Deze uitspraak gaat over het verzoek van verzoekster om vergoeding van haar proceskosten.
Verweerder heeft op 14 april 2020 gereageerd op dit verzoek.

Overwegingen

1. Verweerder heeft op 23 december 2019 een besluit genomen. Verzoekster is hiertegen in beroep gegaan. Op 25 maart 2020 heeft verweerder medegedeeld dat hij terugkomt op het besluit van 23 december 2019 en dat hij dit besluit intrekt. Verweerder heeft dus gedaan wat verzoekster wilde. Verzoekster heeft daarna het beroep ingetrokken en een vergoeding gevraagd voor haar proceskosten.
2. De rechtbank kan een partij de proceskosten van de tegenpartij laten betalen (artikel 8:75 en 8:75a van de Algemene wet bestuursrecht (Awb) en het Besluit proceskosten bestuursrecht (Bpb)).
3. Alleen de kosten die gemaakt zijn door een professionele (juridische) hulpverlener kunnen worden vergoed. Door verzoekster is niet aannemelijk gemaakt dat verzoekster een advocaat of een beroepsmatig rechtsbijstandverlener heeft aan wie zij een vergoeding verschuldigd is voor hulp in deze procedure. De rechtbank stelt vast dat geen van de proceshandelingen in beroep is verricht door een beroepsmatig rechtsbijstandverlener. Het is de rechtbank dan ook niet gebleken dat verzoekster in beroep proceskosten heeft gemaakt die op grond van het Bpb voor vergoeding in aanmerking komen.
4. Verweerder moet wel het griffierecht aan verzoekster betalen (artikel 8:41 van de Awb).

Beslissing

De rechtbank wijst het verzoek af.
Deze uitspraak is gedaan op 19 juni 2020 door mr. V.E. van der Does, rechter, in aanwezigheid van N.J.R. Kalaykhan, griffier
.Als gevolg van maatregelen rondom het coronavirus is deze uitspraak niet uitgesproken op een openbare uitsprakenzitting. Zodra het openbaar uitspreken weer mogelijk is, wordt deze uitspraak, voor zover nodig, alsnog in het openbaar uitgesproken.
griffier rechter
Afschrift verzonden aan partijen op:

Bent u het niet eens met deze uitspraak?

Als u het niet eens bent met deze uitspraak kunt u een brief sturen naar de rechtbank waarin u uitlegt waarom u het er niet mee eens bent. Dit heet een verzetschrift.

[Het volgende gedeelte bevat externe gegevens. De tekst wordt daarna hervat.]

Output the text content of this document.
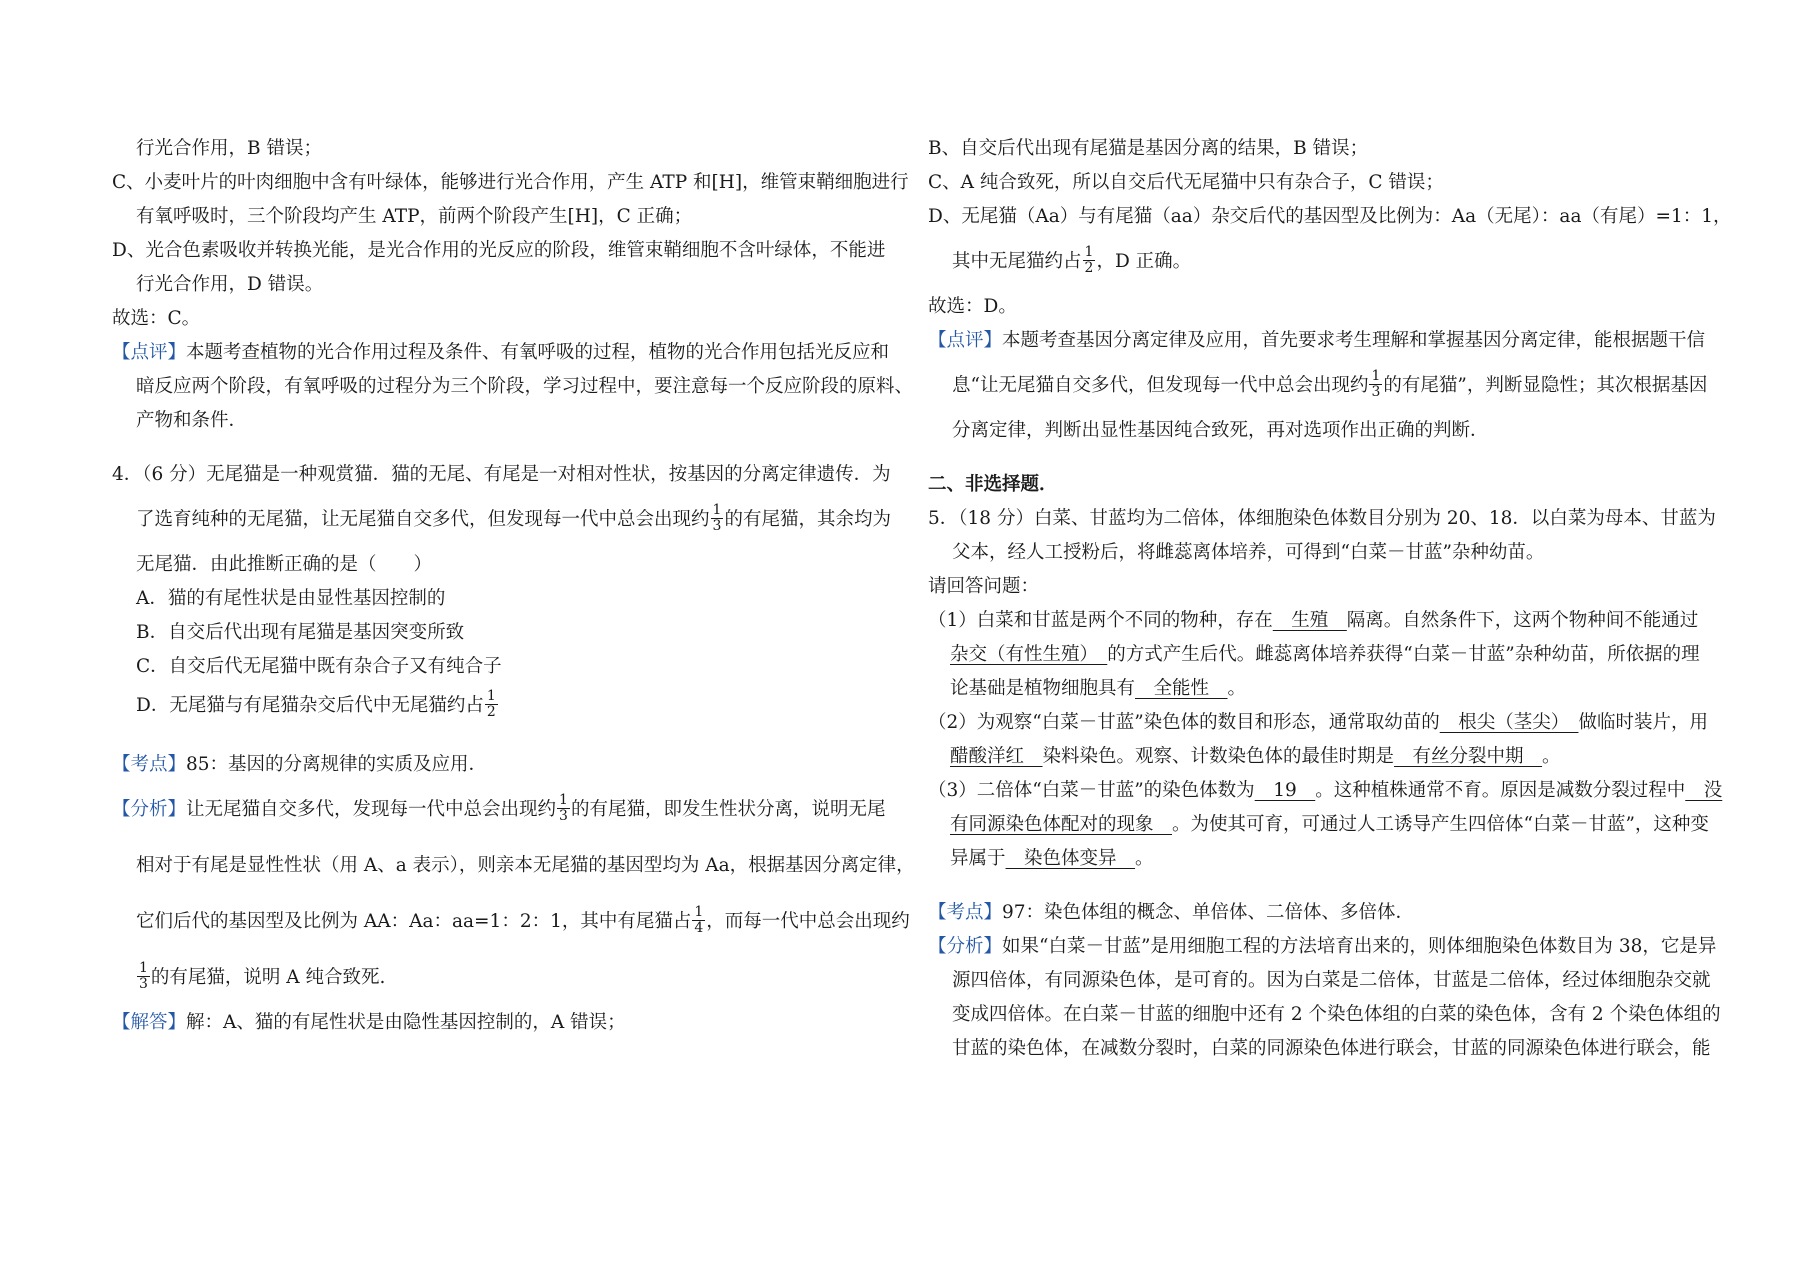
行光合作用，B 错误；
C、小麦叶片的叶肉细胞中含有叶绿体，能够进行光合作用，产生 ATP 和[H]，维管束鞘细胞进行
有氧呼吸时，三个阶段均产生 ATP，前两个阶段产生[H]，C 正确；
D、光合色素吸收并转换光能，是光合作用的光反应的阶段，维管束鞘细胞不含叶绿体，不能进
行光合作用，D 错误。
故选：C。
【点评】本题考查植物的光合作用过程及条件、有氧呼吸的过程，植物的光合作用包括光反应和
暗反应两个阶段，有氧呼吸的过程分为三个阶段，学习过程中，要注意每一个反应阶段的原料、
产物和条件．
4．（6 分）无尾猫是一种观赏猫．猫的无尾、有尾是一对相对性状，按基因的分离定律遗传．为
了选育纯种的无尾猫，让无尾猫自交多代，但发现每一代中总会出现约 $\frac{1}{3}$ 的有尾猫，其余均为
无尾猫．由此推断正确的是（　　）
A．猫的有尾性状是由显性基因控制的
B．自交后代出现有尾猫是基因突变所致
C．自交后代无尾猫中既有杂合子又有纯合子
D．无尾猫与有尾猫杂交后代中无尾猫约占 $\frac{1}{2}$
【考点】85：基因的分离规律的实质及应用．
【分析】让无尾猫自交多代，发现每一代中总会出现约 $\frac{1}{3}$ 的有尾猫，即发生性状分离，说明无尾
相对于有尾是显性性状（用 A、a 表示），则亲本无尾猫的基因型均为 Aa，根据基因分离定律，
它们后代的基因型及比例为 AA：Aa：aa=1：2：1，其中有尾猫占 $\frac{1}{4}$ ，而每一代中总会出现约
$\frac{1}{3}$ 的有尾猫，说明 A 纯合致死.
【解答】解：A、猫的有尾性状是由隐性基因控制的，A 错误；
B、自交后代出现有尾猫是基因分离的结果，B 错误；
C、A 纯合致死，所以自交后代无尾猫中只有杂合子，C 错误；
D、无尾猫（Aa）与有尾猫（aa）杂交后代的基因型及比例为：Aa（无尾）：aa（有尾）=1：1，
其中无尾猫约占 $\frac{1}{2}$ ，D 正确。
故选：D。
【点评】本题考查基因分离定律及应用，首先要求考生理解和掌握基因分离定律，能根据题干信
息“让无尾猫自交多代，但发现每一代中总会出现约 $\frac{1}{3}$ 的有尾猫”，判断显隐性；其次根据基因
分离定律，判断出显性基因纯合致死，再对选项作出正确的判断．
二、非选择题．
5．（18 分）白菜、甘蓝均为二倍体，体细胞染色体数目分别为 20、18．以白菜为母本、甘蓝为
父本，经人工授粉后，将雌蕊离体培养，可得到“白菜－甘蓝”杂种幼苗。
请回答问题：
（1）白菜和甘蓝是两个不同的物种，存在　生殖　隔离。自然条件下，这两个物种间不能通过
杂交（有性生殖）　的方式产生后代。雌蕊离体培养获得“白菜－甘蓝”杂种幼苗，所依据的理
论基础是植物细胞具有　全能性　。
（2）为观察“白菜－甘蓝”染色体的数目和形态，通常取幼苗的　根尖（茎尖）　做临时装片，用
醋酸洋红　染料染色。观察、计数染色体的最佳时期是　有丝分裂中期　。
（3）二倍体“白菜－甘蓝”的染色体数为　19　。这种植株通常不育。原因是减数分裂过程中　没
有同源染色体配对的现象　。为使其可育，可通过人工诱导产生四倍体“白菜－甘蓝”，这种变
异属于　染色体变异　。
【考点】97：染色体组的概念、单倍体、二倍体、多倍体．
【分析】如果“白菜－甘蓝”是用细胞工程的方法培育出来的，则体细胞染色体数目为 38，它是异
源四倍体，有同源染色体，是可育的。因为白菜是二倍体，甘蓝是二倍体，经过体细胞杂交就
变成四倍体。在白菜－甘蓝的细胞中还有 2 个染色体组的白菜的染色体，含有 2 个染色体组的
甘蓝的染色体，在减数分裂时，白菜的同源染色体进行联会，甘蓝的同源染色体进行联会，能
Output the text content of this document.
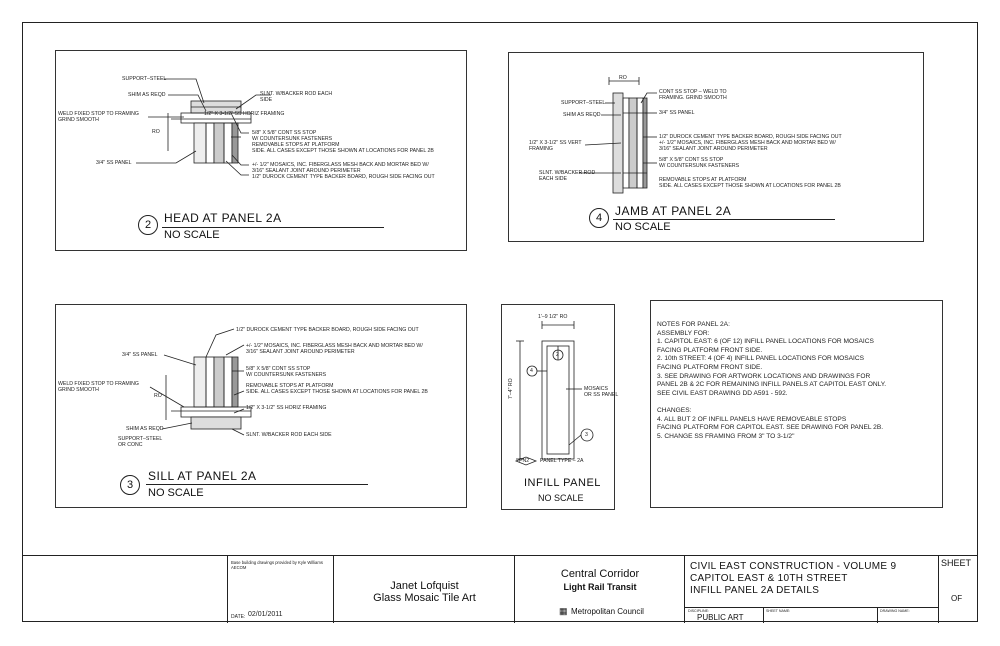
SUPPORT–STEEL
SHIM AS REQD
WELD FIXED STOP TO FRAMING
GRIND SMOOTH
3/4" SS PANEL
RO
SLNT. W/BACKER ROD EACH
SIDE
1/2" X 3-1/2" SS HORIZ FRAMING
5/8" X 5/8" CONT SS STOP
W/ COUNTERSUNK FASTENERS
REMOVABLE STOPS AT PLATFORM
SIDE. ALL CASES EXCEPT THOSE SHOWN AT LOCATIONS FOR PANEL 2B
+/- 1/2" MOSAICS, INC. FIBERGLASS MESH BACK AND MORTAR BED W/
3/16" SEALANT JOINT AROUND PERIMETER
1/2" DUROCK CEMENT TYPE BACKER BOARD, ROUGH SIDE FACING OUT
2	HEAD AT PANEL 2A
NO SCALE
RO
SUPPORT–STEEL
SHIM AS REQD
1/2" X 3-1/2" SS VERT
FRAMING
SLNT. W/BACKER ROD
EACH SIDE
CONT SS STOP – WELD TO
FRAMING. GRIND SMOOTH
3/4" SS PANEL
1/2" DUROCK CEMENT TYPE BACKER BOARD, ROUGH SIDE FACING OUT
+/- 1/2" MOSAICS, INC. FIBERGLASS MESH BACK AND MORTAR BED W/
3/16" SEALANT JOINT AROUND PERIMETER
5/8" X 5/8" CONT SS STOP
W/ COUNTERSUNK FASTENERS
REMOVABLE STOPS AT PLATFORM
SIDE. ALL CASES EXCEPT THOSE SHOWN AT LOCATIONS FOR PANEL 2B
4	JAMB AT PANEL 2A
NO SCALE
3/4" SS PANEL
WELD FIXED STOP TO FRAMING
GRIND SMOOTH
SHIM AS REQD
SUPPORT–STEEL
OR CONC
RO
1/2" DUROCK CEMENT TYPE BACKER BOARD, ROUGH SIDE FACING OUT
+/- 1/2" MOSAICS, INC. FIBERGLASS MESH BACK AND MORTAR BED W/
3/16" SEALANT JOINT AROUND PERIMETER
5/8" X 5/8" CONT SS STOP
W/ COUNTERSUNK FASTENERS
REMOVABLE STOPS AT PLATFORM
SIDE. ALL CASES EXCEPT THOSE SHOWN AT LOCATIONS FOR PANEL 2B
1/2" X 3-1/2" SS HORIZ FRAMING
SLNT. W/BACKER ROD EACH SIDE
3
SILL AT PANEL 2A
NO SCALE
1'–9 1/2" RO
7'–4" RO
2
4
3
MOSAICS
OR SS PANEL
PN2 PANEL TYPE – 2A
INFILL PANEL
NO SCALE
NOTES FOR PANEL 2A:
ASSEMBLY FOR:
1. CAPITOL EAST: 6 (OF 12) INFILL PANEL LOCATIONS FOR MOSAICS
FACING PLATFORM FRONT SIDE.
2. 10th STREET: 4 (OF 4) INFILL PANEL LOCATIONS FOR MOSAICS
FACING PLATFORM FRONT SIDE.
3. SEE DRAWING FOR ARTWORK LOCATIONS AND DRAWINGS FOR
PANEL 2B & 2C FOR REMAINING INFILL PANELS AT CAPITOL EAST ONLY.
SEE CIVIL EAST DRAWING DD A591 - 592.
CHANGES:
4. ALL BUT 2 OF INFILL PANELS HAVE REMOVEABLE STOPS
FACING PLATFORM FOR CAPITOL EAST. SEE DRAWING FOR PANEL 2B.
5. CHANGE SS FRAMING FROM 3" TO 3-1/2"
Base building drawings provided by Kyle Williams
AECOM
DATE: 02/01/2011
Janet Lofquist
Glass Mosaic Tile Art
Central Corridor
Light Rail Transit
▦ Metropolitan Council
CIVIL EAST CONSTRUCTION - VOLUME 9
CAPITOL EAST & 10TH STREET
INFILL PANEL 2A DETAILS
DISCIPLINE:
PUBLIC ART
SHEET NAME:	DRAWING NAME:
SHEET
OF
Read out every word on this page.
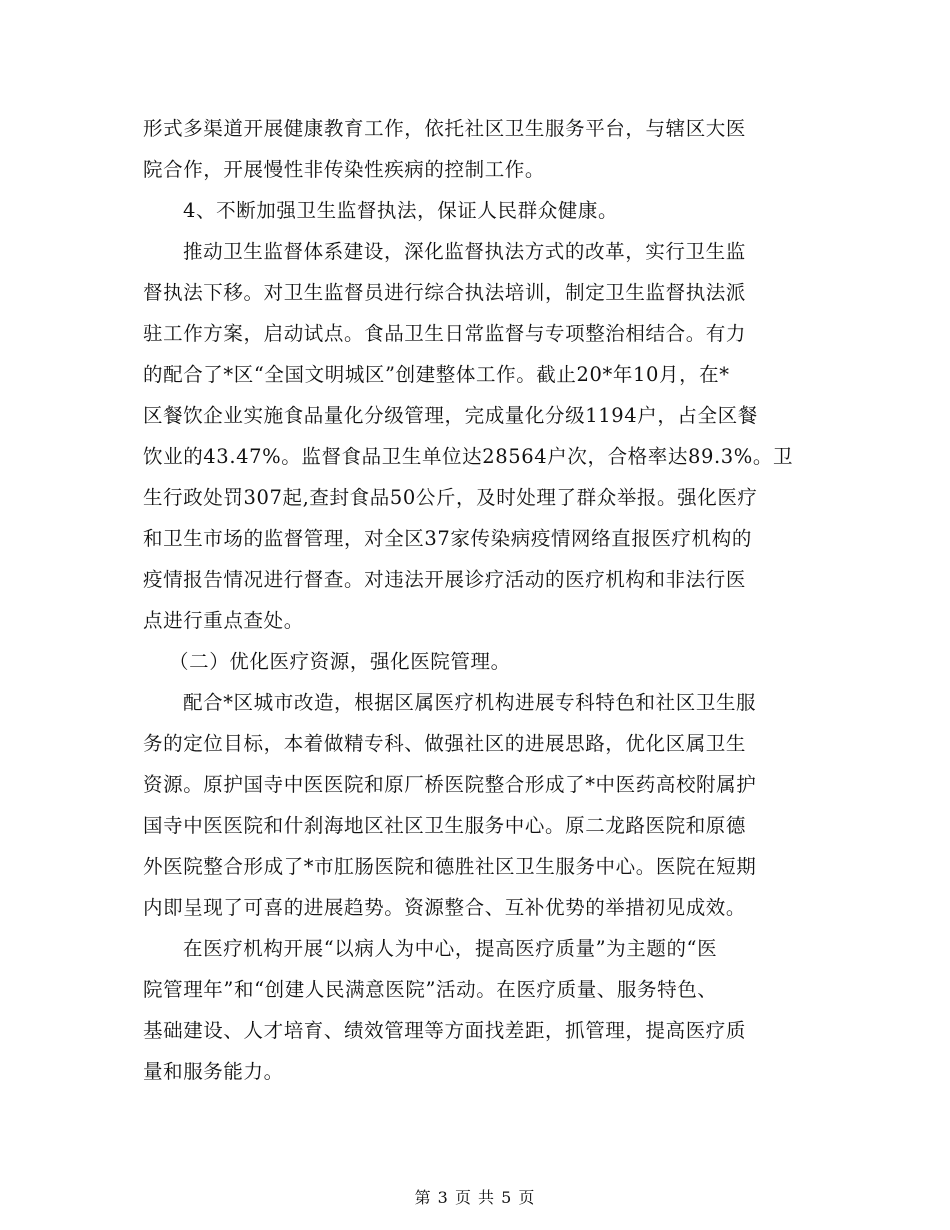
形式多渠道开展健康教育工作，依托社区卫生服务平台，与辖区大医
院合作，开展慢性非传染性疾病的控制工作。
4、不断加强卫生监督执法，保证人民群众健康。
推动卫生监督体系建设，深化监督执法方式的改革，实行卫生监
督执法下移。对卫生监督员进行综合执法培训，制定卫生监督执法派
驻工作方案，启动试点。食品卫生日常监督与专项整治相结合。有力
的配合了*区“全国文明城区”创建整体工作。截止20*年10月，在*
区餐饮企业实施食品量化分级管理，完成量化分级1194户，占全区餐
饮业的43.47%。监督食品卫生单位达28564户次，合格率达89.3%。卫
生行政处罚307起,查封食品50公斤，及时处理了群众举报。强化医疗
和卫生市场的监督管理，对全区37家传染病疫情网络直报医疗机构的
疫情报告情况进行督查。对违法开展诊疗活动的医疗机构和非法行医
点进行重点查处。
（二）优化医疗资源，强化医院管理。
配合*区城市改造，根据区属医疗机构进展专科特色和社区卫生服
务的定位目标，本着做精专科、做强社区的进展思路，优化区属卫生
资源。原护国寺中医医院和原厂桥医院整合形成了*中医药高校附属护
国寺中医医院和什刹海地区社区卫生服务中心。原二龙路医院和原德
外医院整合形成了*市肛肠医院和德胜社区卫生服务中心。医院在短期
内即呈现了可喜的进展趋势。资源整合、互补优势的举措初见成效。
在医疗机构开展“以病人为中心，提高医疗质量”为主题的“医
院管理年”和“创建人民满意医院”活动。在医疗质量、服务特色、
基础建设、人才培育、绩效管理等方面找差距，抓管理，提高医疗质
量和服务能力。
第 3 页 共 5 页
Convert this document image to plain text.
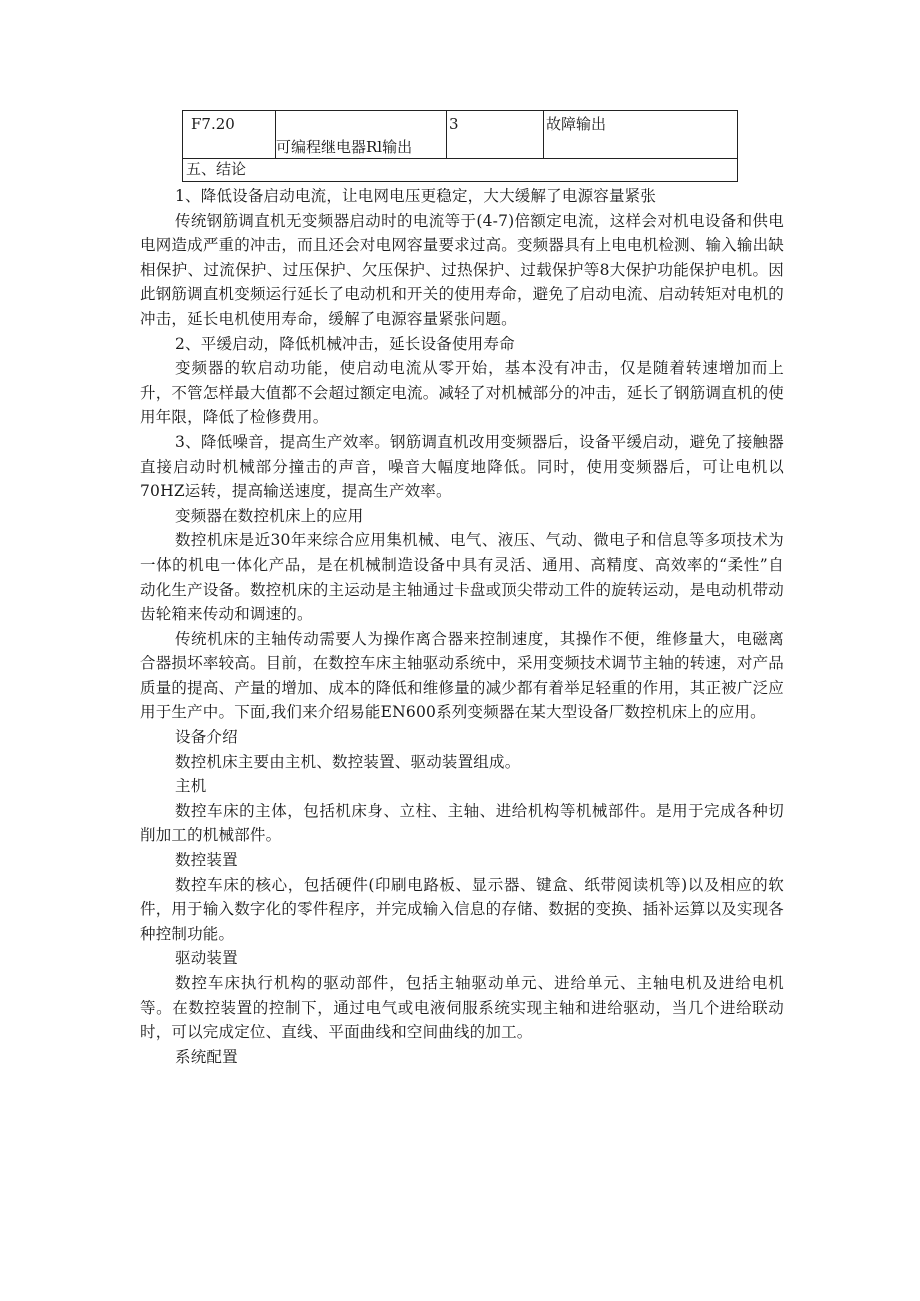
F7.20	可编程继电器Rl输出	3	故障输出
五、结论

1、降低设备启动电流，让电网电压更稳定，大大缓解了电源容量紧张

传统钢筋调直机无变频器启动时的电流等于(4-7)倍额定电流，这样会对机电设备和供电电网造成严重的冲击，而且还会对电网容量要求过高。变频器具有上电电机检测、输入输出缺相保护、过流保护、过压保护、欠压保护、过热保护、过载保护等8大保护功能保护电机。因此钢筋调直机变频运行延长了电动机和开关的使用寿命，避免了启动电流、启动转矩对电机的冲击，延长电机使用寿命，缓解了电源容量紧张问题。

2、平缓启动，降低机械冲击，延长设备使用寿命

变频器的软启动功能，使启动电流从零开始，基本没有冲击，仅是随着转速增加而上升，不管怎样最大值都不会超过额定电流。减轻了对机械部分的冲击，延长了钢筋调直机的使用年限，降低了检修费用。

3、降低噪音，提高生产效率。钢筋调直机改用变频器后，设备平缓启动，避免了接触器直接启动时机械部分撞击的声音，噪音大幅度地降低。同时，使用变频器后，可让电机以70HZ运转，提高输送速度，提高生产效率。

变频器在数控机床上的应用

数控机床是近30年来综合应用集机械、电气、液压、气动、微电子和信息等多项技术为一体的机电一体化产品，是在机械制造设备中具有灵活、通用、高精度、高效率的“柔性”自动化生产设备。数控机床的主运动是主轴通过卡盘或顶尖带动工件的旋转运动，是电动机带动齿轮箱来传动和调速的。

传统机床的主轴传动需要人为操作离合器来控制速度，其操作不便，维修量大，电磁离合器损坏率较高。目前，在数控车床主轴驱动系统中，采用变频技术调节主轴的转速，对产品质量的提高、产量的增加、成本的降低和维修量的减少都有着举足轻重的作用，其正被广泛应用于生产中。下面,我们来介绍易能EN600系列变频器在某大型设备厂数控机床上的应用。

设备介绍

数控机床主要由主机、数控装置、驱动装置组成。

主机

数控车床的主体，包括机床身、立柱、主轴、进给机构等机械部件。是用于完成各种切削加工的机械部件。

数控装置

数控车床的核心，包括硬件(印刷电路板、显示器、键盒、纸带阅读机等)以及相应的软件，用于输入数字化的零件程序，并完成输入信息的存储、数据的变换、插补运算以及实现各种控制功能。

驱动装置

数控车床执行机构的驱动部件，包括主轴驱动单元、进给单元、主轴电机及进给电机等。在数控装置的控制下，通过电气或电液伺服系统实现主轴和进给驱动，当几个进给联动时，可以完成定位、直线、平面曲线和空间曲线的加工。

系统配置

U moet dit verzetschrift indienen binnen zes weken na de dag waarop deze uitspraak is verzonden. U ziet deze datum op de stempel die hierboven staat. Als u graag een zitting wilt waarbij u persoonlijk uw mening aan de rechter kunt geven, kunt u dit in uw verzetschrift aangeven.